Here at RAIN, we’re guessing that Pandora has an audience approaching that size. (Pandora founder Tim Westergren claims that Pandora now accounts for 1.5% of all Internet traffic.) Such a royalty obligation might exceed the total proceeds of all their recent rounds of venture capital plus all their sales revenues to date.

The end?

People are increasingly turning away from listening to terrestrial radio (though not in this country), turning away from buying CDs. Is this because of Limewire, Grokster, et al.? Well for some people undoubtedly, though research has suggested that people who download the most music through filesharing programs buy the most music as well. And of course legal downloads, though still small in number, are growing at a phenomenal rate.

Far more likely is that people are simply fed up. Fed up of having the same vacuous crap shovelled in their faces every day, fed up of the same formulaic pop groups with plastic personalities, the members seemingly on day release from some multiple choice proforma of humanity - different, yet curiously the same, like displays in a shopping centre.

Internet radio is one of the places listeners get genuinely passionate about the music. Bands - particularly innovative, exciting ones - are increasingly developing a substantial following online first, leaving the mainstream media to play catchup.
The problem seems to be that, as with file-sharing, the music industry doesn’t understand internet radio, so it is seen as a threat rather than an opportunity.

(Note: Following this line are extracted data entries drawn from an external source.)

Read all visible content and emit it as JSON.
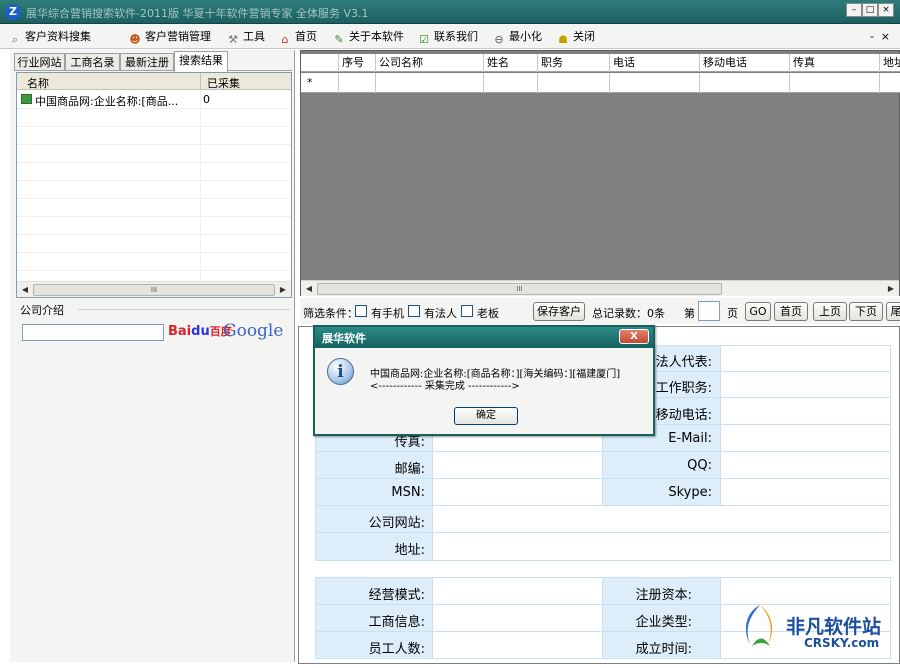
{
  "window": {
    "title": "展华综合营销搜索软件-2011版 华夏十年软件营销专家 全体服务 V3.1",
    "app_icon": "Z",
    "min": "–",
    "max": "□",
    "close": "×"
  },
  "menu": {
    "items": [
      {
        "label": "客户资料搜集",
        "icon": "search-icon"
      },
      {
        "label": "客户营销管理",
        "icon": "person-icon"
      },
      {
        "label": "工具",
        "icon": "tools-icon"
      },
      {
        "label": "首页",
        "icon": "home-icon"
      },
      {
        "label": "关于本软件",
        "icon": "about-icon"
      },
      {
        "label": "联系我们",
        "icon": "contact-icon"
      },
      {
        "label": "最小化",
        "icon": "minimize-icon"
      },
      {
        "label": "关闭",
        "icon": "close-icon"
      }
    ],
    "right_min": "-",
    "right_close": "×"
  },
  "left": {
    "tabs": [
      "行业网站",
      "工商名录",
      "最新注册",
      "搜索结果"
    ],
    "active_tab": 3,
    "columns": [
      "名称",
      "已采集"
    ],
    "rows": [
      {
        "name": "中国商品网:企业名称:[商品...",
        "count": "0"
      }
    ],
    "scroll_thumb": "III",
    "company_intro_label": "公司介绍",
    "search_input_value": "",
    "baidu": {
      "bai": "Bai",
      "paw": "du",
      "name": "百度"
    },
    "google": "Google"
  },
  "grid": {
    "columns": [
      "序号",
      "公司名称",
      "姓名",
      "职务",
      "电话",
      "移动电话",
      "传真",
      "地址"
    ],
    "new_row_marker": "*",
    "scroll_thumb": "III"
  },
  "filter": {
    "label": "筛选条件：",
    "checkboxes": [
      "有手机",
      "有法人",
      "老板"
    ],
    "save_button": "保存客户",
    "total_records": "总记录数：0条",
    "page_prefix": "第",
    "page_value": "",
    "page_suffix": "页",
    "go_button": "GO",
    "first_button": "首页",
    "prev_button": "上页",
    "next_button": "下页",
    "last_button": "尾"
  },
  "form": {
    "rows1": [
      {
        "left": "",
        "right": "法人代表:"
      },
      {
        "left": "",
        "right": "工作职务:"
      },
      {
        "left": "",
        "right": "移动电话:"
      },
      {
        "left": "传真:",
        "right": "E-Mail:"
      },
      {
        "left": "邮编:",
        "right": "QQ:"
      },
      {
        "left": "MSN:",
        "right": "Skype:"
      }
    ],
    "website_label": "公司网站:",
    "address_label": "地址:",
    "rows2": [
      {
        "left": "经营模式:",
        "right": "注册资本:"
      },
      {
        "left": "工商信息:",
        "right": "企业类型:"
      },
      {
        "left": "员工人数:",
        "right": "成立时间:"
      }
    ]
  },
  "dialog": {
    "title": "展华软件",
    "close": "X",
    "icon": "i",
    "message_line1": "中国商品网:企业名称:[商品名称：][海关编码：][福建厦门]",
    "message_line2": "<------------ 采集完成 ------------>",
    "ok_button": "确定"
  },
  "watermark": {
    "text": "非凡软件站",
    "url": "CRSKY.com"
  }
}
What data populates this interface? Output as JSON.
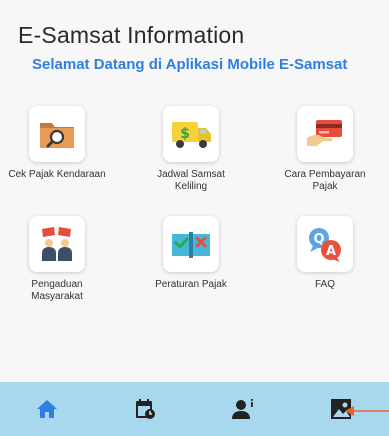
{
  "header": {
    "title": "E-Samsat Information",
    "welcome_marquee": "Selamat Datang di Aplikasi Mobile E-Samsat"
  },
  "menu": [
    {
      "label": "Cek Pajak Kendaraan",
      "icon": "folder-search-icon"
    },
    {
      "label": "Jadwal Samsat Keliling",
      "icon": "money-truck-icon"
    },
    {
      "label": "Cara Pembayaran Pajak",
      "icon": "card-payment-icon"
    },
    {
      "label": "Pengaduan Masyarakat",
      "icon": "complaint-people-icon"
    },
    {
      "label": "Peraturan Pajak",
      "icon": "regulation-book-icon"
    },
    {
      "label": "FAQ",
      "icon": "faq-bubbles-icon"
    }
  ],
  "bottom_nav": {
    "items": [
      {
        "name": "home",
        "icon": "home-icon",
        "active": true
      },
      {
        "name": "schedule",
        "icon": "calendar-clock-icon",
        "active": false
      },
      {
        "name": "profile",
        "icon": "user-info-icon",
        "active": false
      },
      {
        "name": "gallery",
        "icon": "image-gallery-icon",
        "active": false
      }
    ]
  },
  "colors": {
    "accent": "#2f7fe0",
    "nav_background": "#a8d8ee",
    "annotation_arrow": "#e8622a"
  }
}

This issue has united everyone from bedroom broadcasters to mainstream giants like Clear Channel and NPR (check the list on SaveTheStreams). If you have a US passport, sign the petition. And make a noise. At Breakz, the music we believe in is largely championed by small labels, by small events and by small radio stations. These will be the first to go.

Update

Bad news. CRB denies motions for rehearing. Also SaveTheStreams has moved to SaveNetRadio.